If this was the result of the education of women, then Sloan— for one—was all in favour.

  "You will be able to see our difficulty, too," said Sloan. "You have this girl whom we have reason to believe is being maintained here beyond such scholarships and grants as she may have been awarded."

  "True," said the Bursar, "but we were given funds on the condition that she never knew the source."

  "I don't think she need," replied Sloan seriously. "I can't give you any sort of undertaking because this is a criminal case but unless such facts came out in open court I see no reason myself why she should be told."

  "In that case," pronounced the Principal, "I see no reason why Miss Wotherspoon should not divulge the—er—donor's name to you."

  "Thank you, madam."

  Miss Wotherspoon disappeared in the direction of ber study and returned waving a piece of paper.

  "It wasn't a lot," she said. "Just a small cheque each term to make things more… what is the word I'm looking for?"

  The word Sloan was looking for—and that very badly-— was on the paper the Bursar was holding. He retained his self-control with difficulty.

  "Tolerable," decided Miss Wotherspoon brightly. "Grants and scholarships are all very well but a girl needs a bit more than that if she's going to get the most out of Camford."

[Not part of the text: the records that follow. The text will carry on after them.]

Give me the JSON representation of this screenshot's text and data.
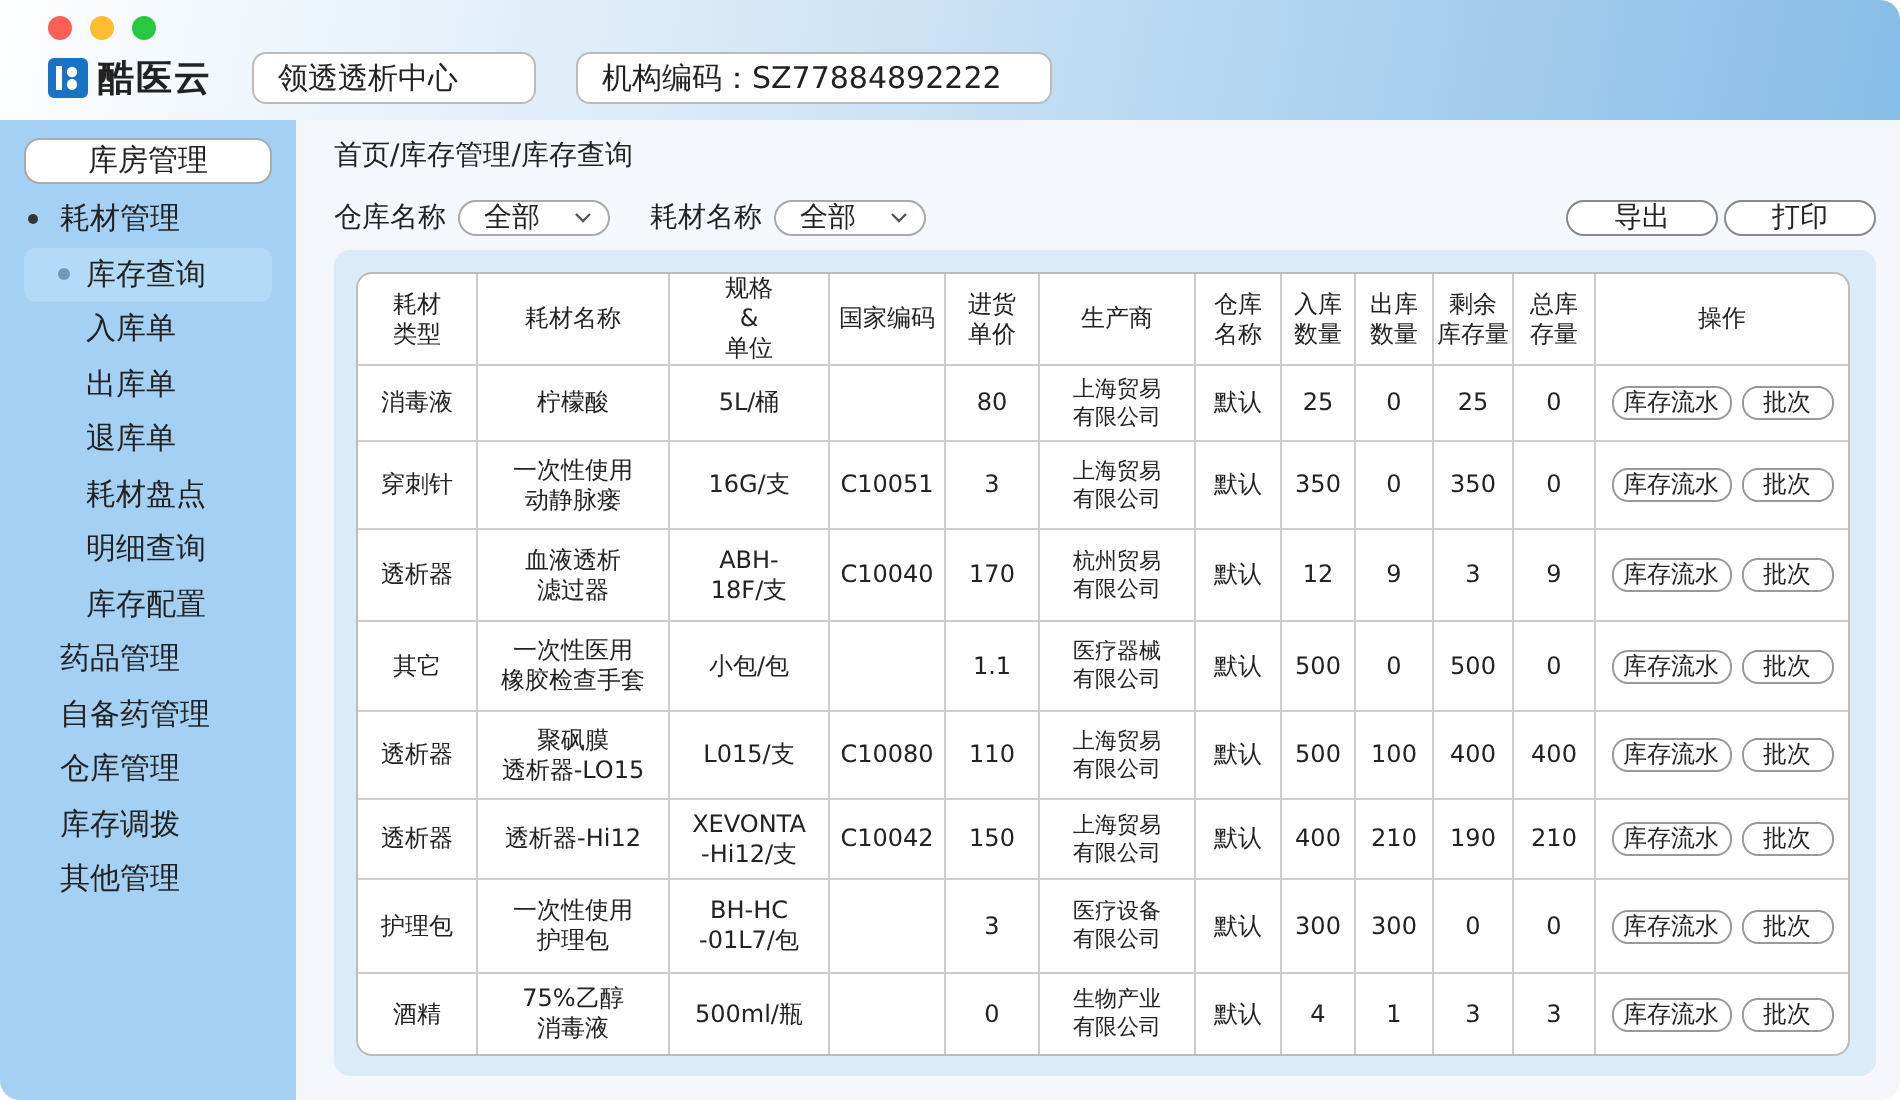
{
  "brand": {
    "name": "酷医云"
  },
  "header": {
    "org": "领透透析中心",
    "org_code": "机构编码：SZ77884892222"
  },
  "sidebar": {
    "title": "库房管理",
    "items": [
      {
        "label": "耗材管理",
        "expanded": true,
        "selected": false,
        "children": [
          {
            "label": "库存查询",
            "selected": true
          },
          {
            "label": "入库单",
            "selected": false
          },
          {
            "label": "出库单",
            "selected": false
          },
          {
            "label": "退库单",
            "selected": false
          },
          {
            "label": "耗材盘点",
            "selected": false
          },
          {
            "label": "明细查询",
            "selected": false
          },
          {
            "label": "库存配置",
            "selected": false
          }
        ]
      },
      {
        "label": "药品管理",
        "expanded": false,
        "selected": false
      },
      {
        "label": "自备药管理",
        "expanded": false,
        "selected": false
      },
      {
        "label": "仓库管理",
        "expanded": false,
        "selected": false
      },
      {
        "label": "库存调拨",
        "expanded": false,
        "selected": false
      },
      {
        "label": "其他管理",
        "expanded": false,
        "selected": false
      }
    ]
  },
  "breadcrumb": "首页/库存管理/库存查询",
  "filters": [
    {
      "label": "仓库名称",
      "value": "全部"
    },
    {
      "label": "耗材名称",
      "value": "全部"
    }
  ],
  "actions": [
    "导出",
    "打印"
  ],
  "table": {
    "columns": [
      [
        "耗材",
        "类型"
      ],
      "耗材名称",
      [
        "规格",
        "&",
        "单位"
      ],
      "国家编码",
      [
        "进货",
        "单价"
      ],
      "生产商",
      [
        "仓库",
        "名称"
      ],
      [
        "入库",
        "数量"
      ],
      [
        "出库",
        "数量"
      ],
      [
        "剩余",
        "库存量"
      ],
      [
        "总库",
        "存量"
      ],
      "操作"
    ],
    "rows": [
      {
        "cells": [
          "消毒液",
          "柠檬酸",
          "5L/桶",
          "",
          "80",
          [
            "上海贸易",
            "有限公司"
          ],
          "默认",
          "25",
          "0",
          "25",
          "0"
        ],
        "actions": [
          "库存流水",
          "批次"
        ]
      },
      {
        "cells": [
          "穿刺针",
          [
            "一次性使用",
            "动静脉瘘"
          ],
          "16G/支",
          "C10051",
          "3",
          [
            "上海贸易",
            "有限公司"
          ],
          "默认",
          "350",
          "0",
          "350",
          "0"
        ],
        "actions": [
          "库存流水",
          "批次"
        ]
      },
      {
        "cells": [
          "透析器",
          [
            "血液透析",
            "滤过器"
          ],
          [
            "ABH-",
            "18F/支"
          ],
          "C10040",
          "170",
          [
            "杭州贸易",
            "有限公司"
          ],
          "默认",
          "12",
          "9",
          "3",
          "9"
        ],
        "actions": [
          "库存流水",
          "批次"
        ]
      },
      {
        "cells": [
          "其它",
          [
            "一次性医用",
            "橡胶检查手套"
          ],
          "小包/包",
          "",
          "1.1",
          [
            "医疗器械",
            "有限公司"
          ],
          "默认",
          "500",
          "0",
          "500",
          "0"
        ],
        "actions": [
          "库存流水",
          "批次"
        ]
      },
      {
        "cells": [
          "透析器",
          [
            "聚砜膜",
            "透析器-LO15"
          ],
          "L015/支",
          "C10080",
          "110",
          [
            "上海贸易",
            "有限公司"
          ],
          "默认",
          "500",
          "100",
          "400",
          "400"
        ],
        "actions": [
          "库存流水",
          "批次"
        ]
      },
      {
        "cells": [
          "透析器",
          "透析器-Hi12",
          [
            "XEVONTA",
            "-Hi12/支"
          ],
          "C10042",
          "150",
          [
            "上海贸易",
            "有限公司"
          ],
          "默认",
          "400",
          "210",
          "190",
          "210"
        ],
        "actions": [
          "库存流水",
          "批次"
        ]
      },
      {
        "cells": [
          "护理包",
          [
            "一次性使用",
            "护理包"
          ],
          [
            "BH-HC",
            "-01L7/包"
          ],
          "",
          "3",
          [
            "医疗设备",
            "有限公司"
          ],
          "默认",
          "300",
          "300",
          "0",
          "0"
        ],
        "actions": [
          "库存流水",
          "批次"
        ]
      },
      {
        "cells": [
          "酒精",
          [
            "75%乙醇",
            "消毒液"
          ],
          "500ml/瓶",
          "",
          "0",
          [
            "生物产业",
            "有限公司"
          ],
          "默认",
          "4",
          "1",
          "3",
          "3"
        ],
        "actions": [
          "库存流水",
          "批次"
        ]
      }
    ]
  }
}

  "The name," pleaded Sloan.

  Miss Wotherspoon looked at the paper in her hand.

  "Would it," she said rather doubtfully, "be Hibbs? That's what it looks like to me. J. A. H. Hibbs."

  Sloan groaned aloud.

  "The Hall, Larking, Calleshire," said Miss Wotherspoon for good measure.

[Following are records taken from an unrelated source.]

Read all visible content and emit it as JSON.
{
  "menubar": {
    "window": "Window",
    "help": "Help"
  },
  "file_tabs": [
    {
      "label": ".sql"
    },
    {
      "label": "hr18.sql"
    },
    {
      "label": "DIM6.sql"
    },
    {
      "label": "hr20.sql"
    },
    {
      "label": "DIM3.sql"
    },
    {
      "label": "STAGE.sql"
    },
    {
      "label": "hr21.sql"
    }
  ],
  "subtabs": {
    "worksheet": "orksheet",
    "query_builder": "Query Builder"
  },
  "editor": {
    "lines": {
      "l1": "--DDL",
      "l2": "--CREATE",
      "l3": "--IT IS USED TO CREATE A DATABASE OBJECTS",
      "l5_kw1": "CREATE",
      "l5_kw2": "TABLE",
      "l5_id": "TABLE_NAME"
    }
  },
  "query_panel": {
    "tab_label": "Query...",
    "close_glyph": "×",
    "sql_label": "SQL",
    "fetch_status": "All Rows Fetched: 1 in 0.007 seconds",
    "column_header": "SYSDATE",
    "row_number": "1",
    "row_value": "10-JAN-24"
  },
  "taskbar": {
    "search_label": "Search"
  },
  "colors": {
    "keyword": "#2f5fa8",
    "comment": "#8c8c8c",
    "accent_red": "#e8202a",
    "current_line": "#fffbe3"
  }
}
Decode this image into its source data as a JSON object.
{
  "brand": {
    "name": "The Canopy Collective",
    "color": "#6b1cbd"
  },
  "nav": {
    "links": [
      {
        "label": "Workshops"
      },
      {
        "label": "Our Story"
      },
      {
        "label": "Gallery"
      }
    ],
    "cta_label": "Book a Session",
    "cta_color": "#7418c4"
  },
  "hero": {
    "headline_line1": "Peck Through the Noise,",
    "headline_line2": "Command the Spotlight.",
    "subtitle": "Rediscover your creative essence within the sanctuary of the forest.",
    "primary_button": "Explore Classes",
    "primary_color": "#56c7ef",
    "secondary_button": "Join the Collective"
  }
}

  "He never said why, I suppose?" asked Sloan.

  "Just a brief note with the first cheque saying he thought funds at home were rather low and the enclosed might help." Miss Wotherspoon waved a hand vaguely. "That sort of thing. The only condition was that the girl didn't know. I could tell her what I liked."

  "And what did you tell her?"

  "A Service charity," said the Bursar promptly. "Plenty of girls receive money from them. There was no reason why she shouldn't."

  "There was," said the Principal unexpectedly.

  Sloan, Crosby and Miss Wotherspoon all turned in her direction.

  "A very good reason," said the Principal.